Here's a binary search algorithm I just wrote for you that does the trick:
import java.util.Random;
public class RangeFinder {
private void find(double query, double[] data) {
if (data == null || data.length == 0) {
throw new IllegalArgumentException("No data");
}
System.out.print("query " + query + ", data " + data.length + " : ");
Result result = new Result();
int max = data.length;
int min = 0;
while (result.lo == null && result.hi == null) {
int pos = (max - min) / 2 + min;
if (pos == 0 && query < data[pos]) {
result.hi = pos;
} else if (pos == (data.length - 1) && query >= data[pos]) {
result.lo = pos;
} else if (data[pos] <= query && query < data[pos + 1]) {
result.lo = pos;
result.hi = pos + 1;
} else if (data[pos] > query) {
max = pos;
} else {
min = pos;
}
result.iterations++;
}
result.print(data);
}
private class Result {
Integer lo;
Integer hi;
int iterations;
long start = System.nanoTime();
void print(double[] data) {
System.out.println(
(lo == null ? "" : data[lo] + " <= ") +
"query" +
(hi == null ? "" : " < " + data[hi]) +
" (" + iterations + " iterations in " +
((System.nanoTime() - start) / 1000000.0) + " ms. )");
}
}
public static void main(String[] args) {
RangeFinder rangeFinder = new RangeFinder();
// test validation
try {
rangeFinder.find(12.4, new double[] {});
throw new RuntimeException("Validation failed");
} catch (IllegalArgumentException e) {
System.out.println("Validation succeeded");
}
try {
rangeFinder.find(12.4, null);
throw new RuntimeException("Validation failed");
} catch (IllegalArgumentException e) {
System.out.println("Validation succeeded");
}
// test edge cases with small data set
double[] smallDataSet = new double[] { 2.0, 7.8, 9.0, 10.5, 12.3 };
rangeFinder.find(0, smallDataSet);
rangeFinder.find(2.0, smallDataSet);
rangeFinder.find(7.9, smallDataSet);
rangeFinder.find(10.5, smallDataSet);
rangeFinder.find(12.3, smallDataSet);
rangeFinder.find(10000, smallDataSet);
// test performance with large data set
System.out.print("Preparing large data set...");
Random r = new Random();
double[] largeDataSet = new double[20000000];
largeDataSet[0] = r.nextDouble();
for (int n = 1; n < largeDataSet.length; n++) {
largeDataSet[n] = largeDataSet[n - 1] + r.nextDouble();
}
System.out.println("done");
rangeFinder.find(0, largeDataSet);
rangeFinder.find(5000000.42, largeDataSet);
rangeFinder.find(20000000, largeDataSet);
}
}
I would do it like that
double valuebefore = 0;
double valueafter = 0;
double comparevalue = 9;
foreach (var item in a)
{
valueafter = item;
if (item > comparevalue)
{
break;
}
valuebefore = item;
}
System.Console.WriteLine("Befor = {0} After = {1}", valuebefore, valueafter);
If the input numbers are in an array then binary search will be handy. Every time the search fails, indicating the number is not present in the array, the array elements at index low and high will give you the range.
The most efficient (space and time-wise) is to implement this as a modified binary search.
A simple (but less efficient) solution is to replace the array with a NavigableMap<Double, Double> and use floorKey and ceilingKey to find the bounding values. Assuming that you use a TreeMap, this has the same complexity as binary search.

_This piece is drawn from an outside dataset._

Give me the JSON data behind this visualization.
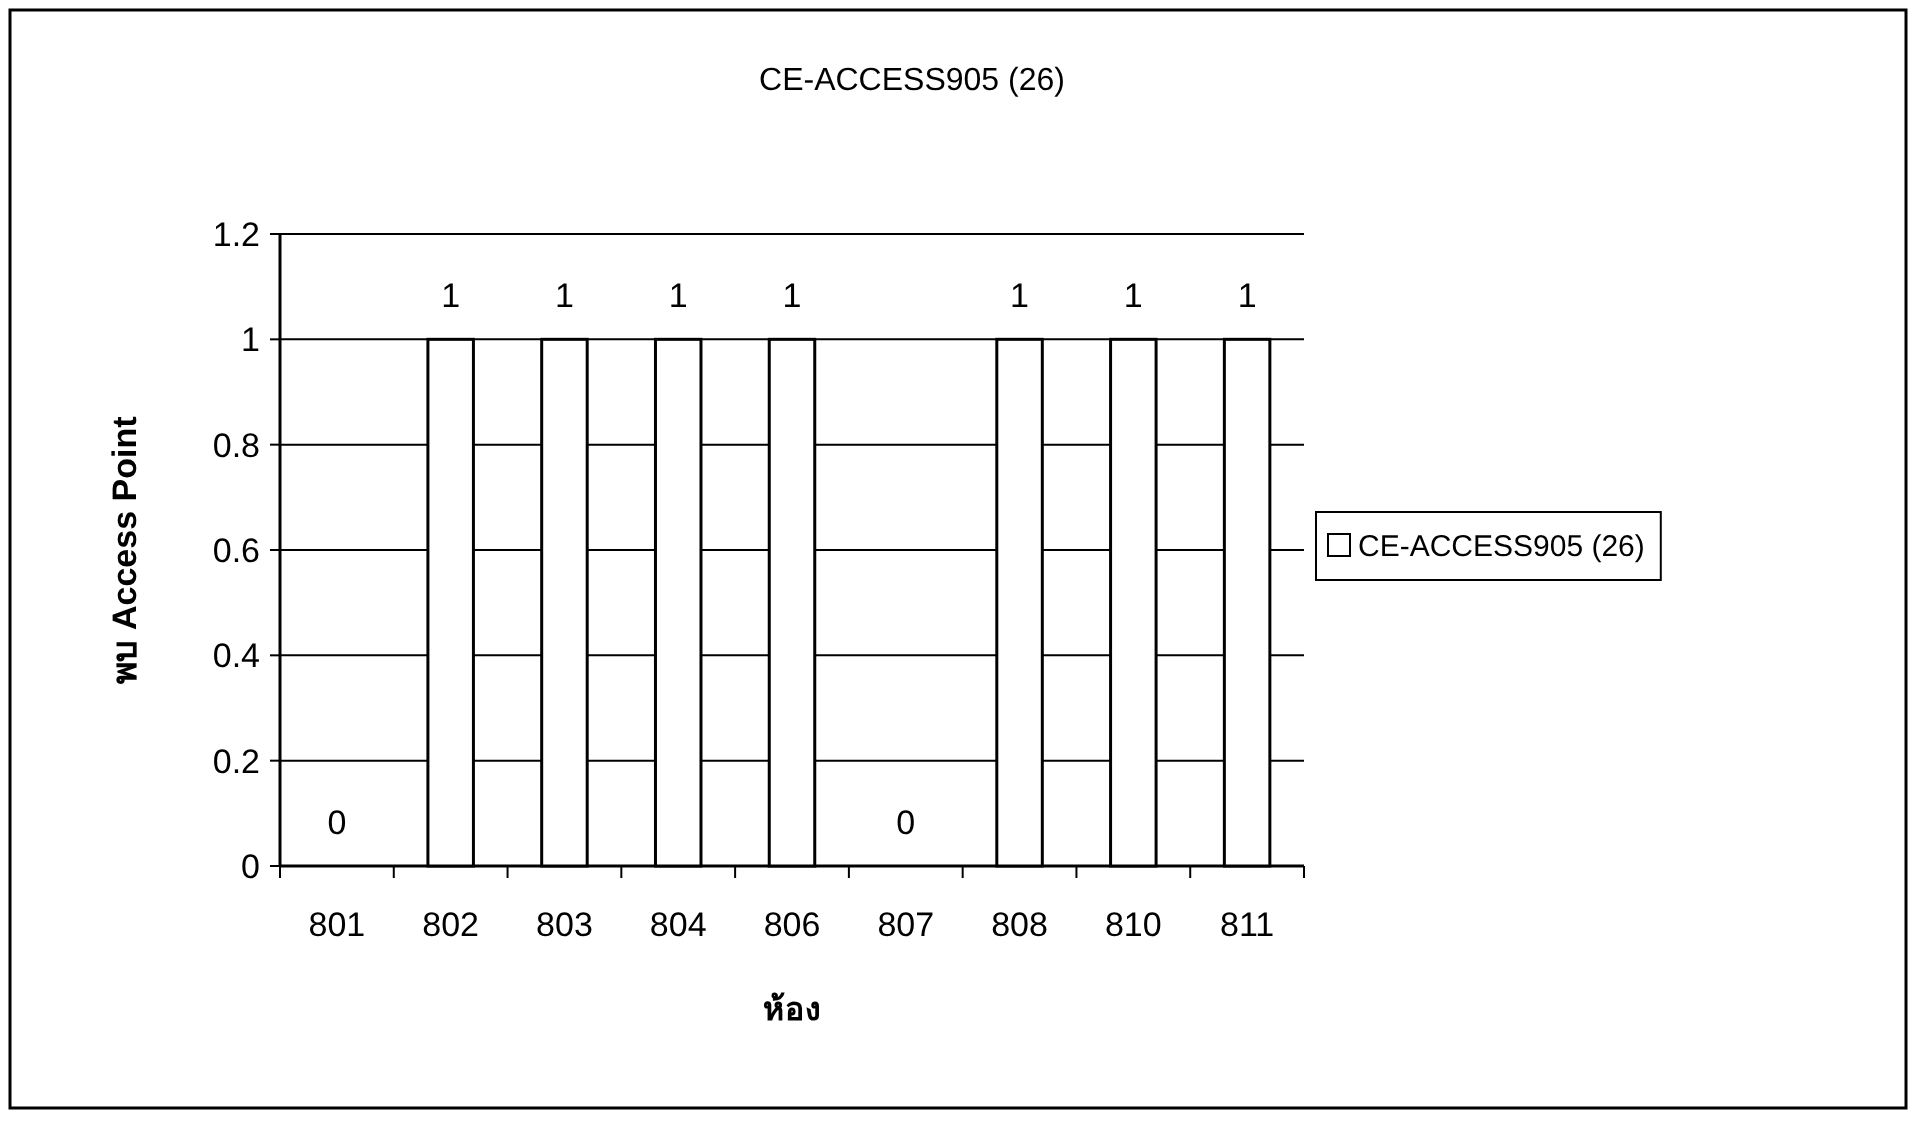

For small numbers of bins a sorted linked list will be most elegant. You scan over it and when you find a number bigger you have the range.
For very large numbers it is worth putting them in a BTree or similar Tree structure in order to get O(log(N)) performance.
In Java you can use a TreeSet for this.
lowerBound = boundaries.headSet(yourNumber).last();
upperBound = boundaries.tailSet(yourNumber).first();
or similar will be O(logN) for large numbers.